Charles Perkins Centre, The University of Sydney, Sydney, Australia.
School of Mathematics and Statistics, The University of Sydney, Sydney, Australia.
Nat Commun. 2021 Nov 25;12(1):6911. doi: 10.1038/s41467-021-27130-w.
Single-cell RNA-seq (scRNA-seq) data simulation is critical for evaluating computational methods for analysing scRNA-seq data especially when ground truth is experimentally unattainable. The reliability of evaluation depends on the ability of simulation methods to capture properties of experimental data. However, while many scRNA-seq data simulation methods have been proposed, a systematic evaluation of these methods is lacking. We develop a comprehensive evaluation framework, SimBench, including a kernel density estimation measure to benchmark 12 simulation methods through 35 scRNA-seq experimental datasets. We evaluate the simulation methods on a panel of data properties, ability to maintain biological signals, scalability and applicability. Our benchmark uncovers performance differences among the methods and highlights the varying difficulties in simulating data characteristics. Furthermore, we identify several limitations including maintaining heterogeneity of distribution. These results, together with the framework and datasets made publicly available as R packages, will guide simulation methods selection and their future development.

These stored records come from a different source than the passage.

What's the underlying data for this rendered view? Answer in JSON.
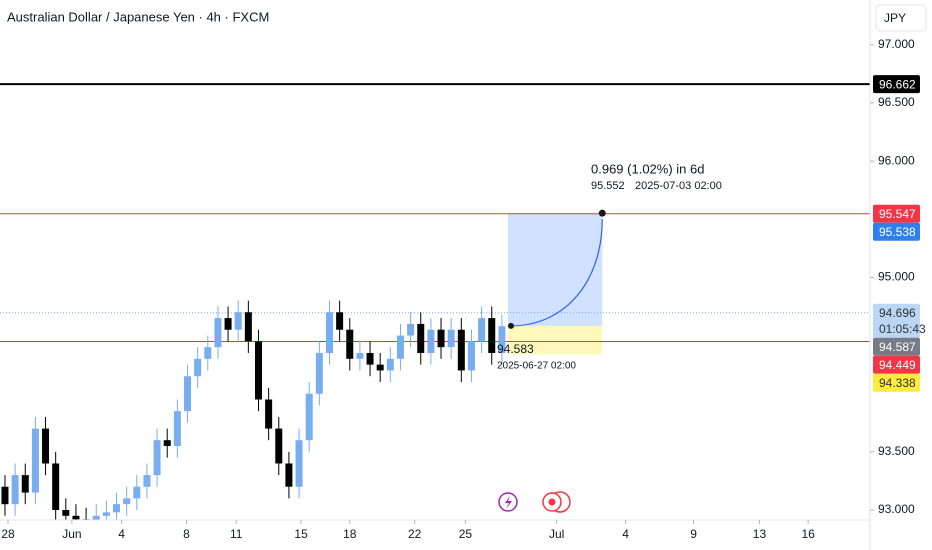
{
  "chart_data": {
    "type": "candlestick",
    "title": "Australian Dollar / Japanese Yen · 4h · FXCM",
    "currency": "JPY",
    "ylim": [
      92.914,
      97.385
    ],
    "yticks": [
      {
        "value": 93,
        "label": "93.000"
      },
      {
        "value": 93.5,
        "label": "93.500"
      },
      {
        "value": 95,
        "label": "95.000"
      },
      {
        "value": 96,
        "label": "96.000"
      },
      {
        "value": 96.5,
        "label": "96.500"
      },
      {
        "value": 97,
        "label": "97.000"
      }
    ],
    "xlim": [
      -0.49,
      85.3
    ],
    "xticks": [
      {
        "value": 0.3,
        "label": "28"
      },
      {
        "value": 6.6,
        "label": "Jun"
      },
      {
        "value": 11.5,
        "label": "4"
      },
      {
        "value": 17.9,
        "label": "8"
      },
      {
        "value": 22.8,
        "label": "11"
      },
      {
        "value": 29.2,
        "label": "15"
      },
      {
        "value": 34.0,
        "label": "18"
      },
      {
        "value": 40.4,
        "label": "22"
      },
      {
        "value": 45.4,
        "label": "25"
      },
      {
        "value": 54.4,
        "label": "Jul"
      },
      {
        "value": 61.2,
        "label": "4"
      },
      {
        "value": 67.9,
        "label": "9"
      },
      {
        "value": 74.4,
        "label": "13"
      },
      {
        "value": 79.2,
        "label": "16"
      }
    ],
    "up_color": "#78aef0",
    "down_color": "#000000",
    "open": [
      93.2,
      93.05,
      93.3,
      93.15,
      93.7,
      93.4,
      93.0,
      92.95,
      92.92,
      92.9,
      92.95,
      92.98,
      93.05,
      93.1,
      93.2,
      93.3,
      93.6,
      93.55,
      93.85,
      94.15,
      94.3,
      94.4,
      94.65,
      94.55,
      94.7,
      94.45,
      93.95,
      93.7,
      93.4,
      93.2,
      93.6,
      94.0,
      94.35,
      94.7,
      94.55,
      94.3,
      94.35,
      94.25,
      94.2,
      94.3,
      94.5,
      94.6,
      94.35,
      94.55,
      94.4,
      94.55,
      94.2,
      94.45,
      94.65,
      94.35
    ],
    "high": [
      93.3,
      93.4,
      93.4,
      93.8,
      93.8,
      93.5,
      93.1,
      93.05,
      93.02,
      93.05,
      93.08,
      93.15,
      93.2,
      93.3,
      93.4,
      93.7,
      93.7,
      93.95,
      94.25,
      94.4,
      94.5,
      94.75,
      94.75,
      94.8,
      94.8,
      94.55,
      94.05,
      93.8,
      93.5,
      93.7,
      94.1,
      94.45,
      94.8,
      94.8,
      94.65,
      94.45,
      94.45,
      94.35,
      94.4,
      94.6,
      94.7,
      94.7,
      94.65,
      94.65,
      94.65,
      94.65,
      94.55,
      94.75,
      94.75,
      94.68
    ],
    "low": [
      92.95,
      92.95,
      93.05,
      93.05,
      93.3,
      92.9,
      92.85,
      92.82,
      92.8,
      92.8,
      92.85,
      92.88,
      92.95,
      93.0,
      93.1,
      93.2,
      93.45,
      93.45,
      93.75,
      94.05,
      94.2,
      94.3,
      94.45,
      94.45,
      94.35,
      93.85,
      93.6,
      93.3,
      93.1,
      93.1,
      93.5,
      93.9,
      94.25,
      94.45,
      94.2,
      94.2,
      94.15,
      94.1,
      94.1,
      94.2,
      94.4,
      94.25,
      94.25,
      94.3,
      94.3,
      94.1,
      94.1,
      94.35,
      94.25,
      94.25
    ],
    "close": [
      93.05,
      93.3,
      93.15,
      93.7,
      93.4,
      93.0,
      92.95,
      92.92,
      92.9,
      92.95,
      92.98,
      93.05,
      93.1,
      93.2,
      93.3,
      93.6,
      93.55,
      93.85,
      94.15,
      94.3,
      94.4,
      94.65,
      94.55,
      94.7,
      94.45,
      93.95,
      93.7,
      93.4,
      93.2,
      93.6,
      94.0,
      94.35,
      94.7,
      94.55,
      94.3,
      94.35,
      94.25,
      94.2,
      94.3,
      94.5,
      94.6,
      94.35,
      94.55,
      94.4,
      94.55,
      94.2,
      94.45,
      94.65,
      94.35,
      94.58
    ],
    "levels": [
      {
        "value": 96.662,
        "color": "#000000"
      },
      {
        "value": 95.547,
        "color": "#e53935"
      },
      {
        "value": 94.449,
        "color": "#e53935"
      }
    ],
    "current_price": 94.696,
    "countdown": "01:05:43",
    "price_labels": [
      {
        "value": 96.662,
        "color": "#000000",
        "text_color": "#ffffff"
      },
      {
        "value": 95.547,
        "color": "#f23645",
        "text_color": "#ffffff"
      },
      {
        "value": 95.538,
        "color": "#2f80ed",
        "text_color": "#ffffff"
      },
      {
        "value": 94.696,
        "color": "#bcd6f5",
        "text_color": "#333333"
      },
      {
        "value": 94.587,
        "color": "#787b86",
        "text_color": "#ffffff"
      },
      {
        "value": 94.449,
        "color": "#f23645",
        "text_color": "#ffffff"
      },
      {
        "value": 94.338,
        "color": "#ffeb3b",
        "text_color": "#333333"
      }
    ],
    "projection": {
      "change_label": "0.969 (1.02%) in 6d",
      "target_price": 95.552,
      "target_time": "2025-07-03  02:00",
      "target_x": 58.9,
      "start_price": 94.583,
      "start_time": "2025-06-27 02:00",
      "start_x": 49.9,
      "floor_price": 94.338
    }
  }
}
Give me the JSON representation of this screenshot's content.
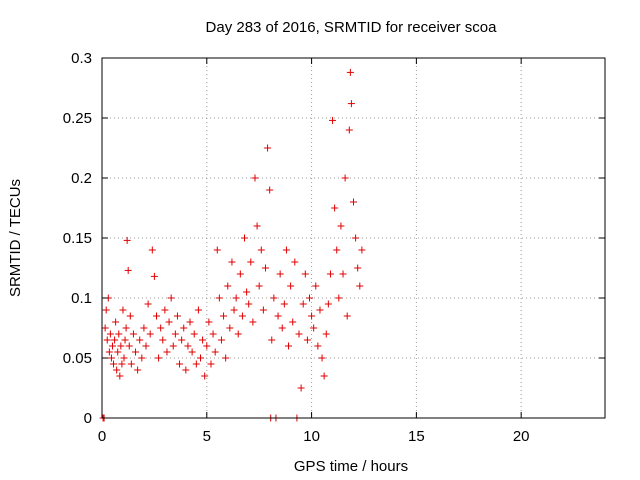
{
  "chart_data": {
    "type": "scatter",
    "title": "Day 283 of 2016, SRMTID for receiver scoa",
    "xlabel": "GPS time / hours",
    "ylabel": "SRMTID / TECUs",
    "xlim": [
      0,
      24
    ],
    "ylim": [
      0,
      0.3
    ],
    "xticks": [
      0,
      5,
      10,
      15,
      20
    ],
    "yticks": [
      0,
      0.05,
      0.1,
      0.15,
      0.2,
      0.25,
      0.3
    ],
    "xtick_labels": [
      "0",
      "5",
      "10",
      "15",
      "20"
    ],
    "ytick_labels": [
      "0",
      "0.05",
      "0.1",
      "0.15",
      "0.2",
      "0.25",
      "0.3"
    ],
    "grid": true,
    "marker": "+",
    "color": "#e00000",
    "series": [
      {
        "name": "SRMTID",
        "points": [
          [
            0.05,
            0.0
          ],
          [
            0.1,
            0.0
          ],
          [
            0.15,
            0.075
          ],
          [
            0.2,
            0.09
          ],
          [
            0.25,
            0.065
          ],
          [
            0.3,
            0.1
          ],
          [
            0.35,
            0.055
          ],
          [
            0.4,
            0.07
          ],
          [
            0.45,
            0.05
          ],
          [
            0.5,
            0.06
          ],
          [
            0.55,
            0.045
          ],
          [
            0.6,
            0.065
          ],
          [
            0.65,
            0.08
          ],
          [
            0.7,
            0.04
          ],
          [
            0.75,
            0.055
          ],
          [
            0.8,
            0.07
          ],
          [
            0.85,
            0.035
          ],
          [
            0.9,
            0.06
          ],
          [
            0.95,
            0.045
          ],
          [
            1.0,
            0.09
          ],
          [
            1.05,
            0.05
          ],
          [
            1.1,
            0.065
          ],
          [
            1.15,
            0.075
          ],
          [
            1.2,
            0.148
          ],
          [
            1.25,
            0.123
          ],
          [
            1.3,
            0.06
          ],
          [
            1.35,
            0.085
          ],
          [
            1.4,
            0.045
          ],
          [
            1.5,
            0.07
          ],
          [
            1.6,
            0.055
          ],
          [
            1.7,
            0.04
          ],
          [
            1.8,
            0.065
          ],
          [
            1.9,
            0.05
          ],
          [
            2.0,
            0.075
          ],
          [
            2.1,
            0.06
          ],
          [
            2.2,
            0.095
          ],
          [
            2.3,
            0.07
          ],
          [
            2.4,
            0.14
          ],
          [
            2.5,
            0.118
          ],
          [
            2.6,
            0.085
          ],
          [
            2.7,
            0.05
          ],
          [
            2.8,
            0.075
          ],
          [
            2.9,
            0.065
          ],
          [
            3.0,
            0.09
          ],
          [
            3.1,
            0.055
          ],
          [
            3.2,
            0.08
          ],
          [
            3.3,
            0.1
          ],
          [
            3.4,
            0.06
          ],
          [
            3.5,
            0.07
          ],
          [
            3.6,
            0.085
          ],
          [
            3.7,
            0.045
          ],
          [
            3.8,
            0.065
          ],
          [
            3.9,
            0.075
          ],
          [
            4.0,
            0.04
          ],
          [
            4.1,
            0.06
          ],
          [
            4.2,
            0.08
          ],
          [
            4.3,
            0.055
          ],
          [
            4.4,
            0.07
          ],
          [
            4.5,
            0.045
          ],
          [
            4.6,
            0.09
          ],
          [
            4.7,
            0.05
          ],
          [
            4.8,
            0.065
          ],
          [
            4.9,
            0.035
          ],
          [
            5.0,
            0.06
          ],
          [
            5.1,
            0.08
          ],
          [
            5.2,
            0.045
          ],
          [
            5.3,
            0.07
          ],
          [
            5.4,
            0.055
          ],
          [
            5.5,
            0.14
          ],
          [
            5.6,
            0.1
          ],
          [
            5.7,
            0.065
          ],
          [
            5.8,
            0.085
          ],
          [
            5.9,
            0.05
          ],
          [
            6.0,
            0.11
          ],
          [
            6.1,
            0.075
          ],
          [
            6.2,
            0.13
          ],
          [
            6.3,
            0.09
          ],
          [
            6.4,
            0.1
          ],
          [
            6.5,
            0.07
          ],
          [
            6.6,
            0.12
          ],
          [
            6.7,
            0.085
          ],
          [
            6.8,
            0.15
          ],
          [
            6.9,
            0.105
          ],
          [
            7.0,
            0.095
          ],
          [
            7.1,
            0.13
          ],
          [
            7.2,
            0.08
          ],
          [
            7.3,
            0.2
          ],
          [
            7.4,
            0.16
          ],
          [
            7.5,
            0.11
          ],
          [
            7.6,
            0.14
          ],
          [
            7.7,
            0.09
          ],
          [
            7.8,
            0.125
          ],
          [
            7.9,
            0.225
          ],
          [
            8.0,
            0.19
          ],
          [
            8.05,
            0.0
          ],
          [
            8.1,
            0.065
          ],
          [
            8.2,
            0.1
          ],
          [
            8.3,
            0.0
          ],
          [
            8.4,
            0.085
          ],
          [
            8.5,
            0.12
          ],
          [
            8.6,
            0.075
          ],
          [
            8.7,
            0.095
          ],
          [
            8.8,
            0.14
          ],
          [
            8.9,
            0.06
          ],
          [
            9.0,
            0.11
          ],
          [
            9.1,
            0.08
          ],
          [
            9.2,
            0.13
          ],
          [
            9.3,
            0.0
          ],
          [
            9.4,
            0.07
          ],
          [
            9.5,
            0.025
          ],
          [
            9.6,
            0.095
          ],
          [
            9.7,
            0.12
          ],
          [
            9.8,
            0.065
          ],
          [
            9.9,
            0.1
          ],
          [
            10.0,
            0.085
          ],
          [
            10.1,
            0.075
          ],
          [
            10.2,
            0.11
          ],
          [
            10.3,
            0.06
          ],
          [
            10.4,
            0.09
          ],
          [
            10.5,
            0.05
          ],
          [
            10.6,
            0.035
          ],
          [
            10.7,
            0.07
          ],
          [
            10.8,
            0.095
          ],
          [
            10.9,
            0.12
          ],
          [
            11.0,
            0.248
          ],
          [
            11.1,
            0.175
          ],
          [
            11.2,
            0.14
          ],
          [
            11.3,
            0.1
          ],
          [
            11.4,
            0.16
          ],
          [
            11.5,
            0.12
          ],
          [
            11.6,
            0.2
          ],
          [
            11.7,
            0.085
          ],
          [
            11.8,
            0.24
          ],
          [
            11.85,
            0.288
          ],
          [
            11.9,
            0.262
          ],
          [
            12.0,
            0.18
          ],
          [
            12.1,
            0.15
          ],
          [
            12.2,
            0.125
          ],
          [
            12.3,
            0.11
          ],
          [
            12.4,
            0.14
          ]
        ]
      }
    ]
  }
}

单细胞 RNA 测序 (scRNA-seq) 数据模拟对于评估分析 scRNA-seq 数据的计算方法至关重要,特别是当实验无法获得真实数据时。评估的可靠性取决于模拟方法捕捉实验数据特性的能力。然而,尽管已经提出了许多 scRNA-seq 数据模拟方法,但缺乏对这些方法的系统评估。我们开发了一个全面的评估框架 SimBench,包括核密度估计度量标准,通过 35 个 scRNA-seq 实验数据集对 12 种模拟方法进行基准测试。我们在一组数据特性、保持生物学信号的能力、可扩展性和适用性方面评估了这些模拟方法。我们的基准测试揭示了方法之间的性能差异,并突出了模拟数据特征的不同难度。此外,我们还发现了一些限制,包括保持分布的异质性。这些结果,以及作为 R 包公开提供的框架和数据集,将指导模拟方法的选择及其未来的发展。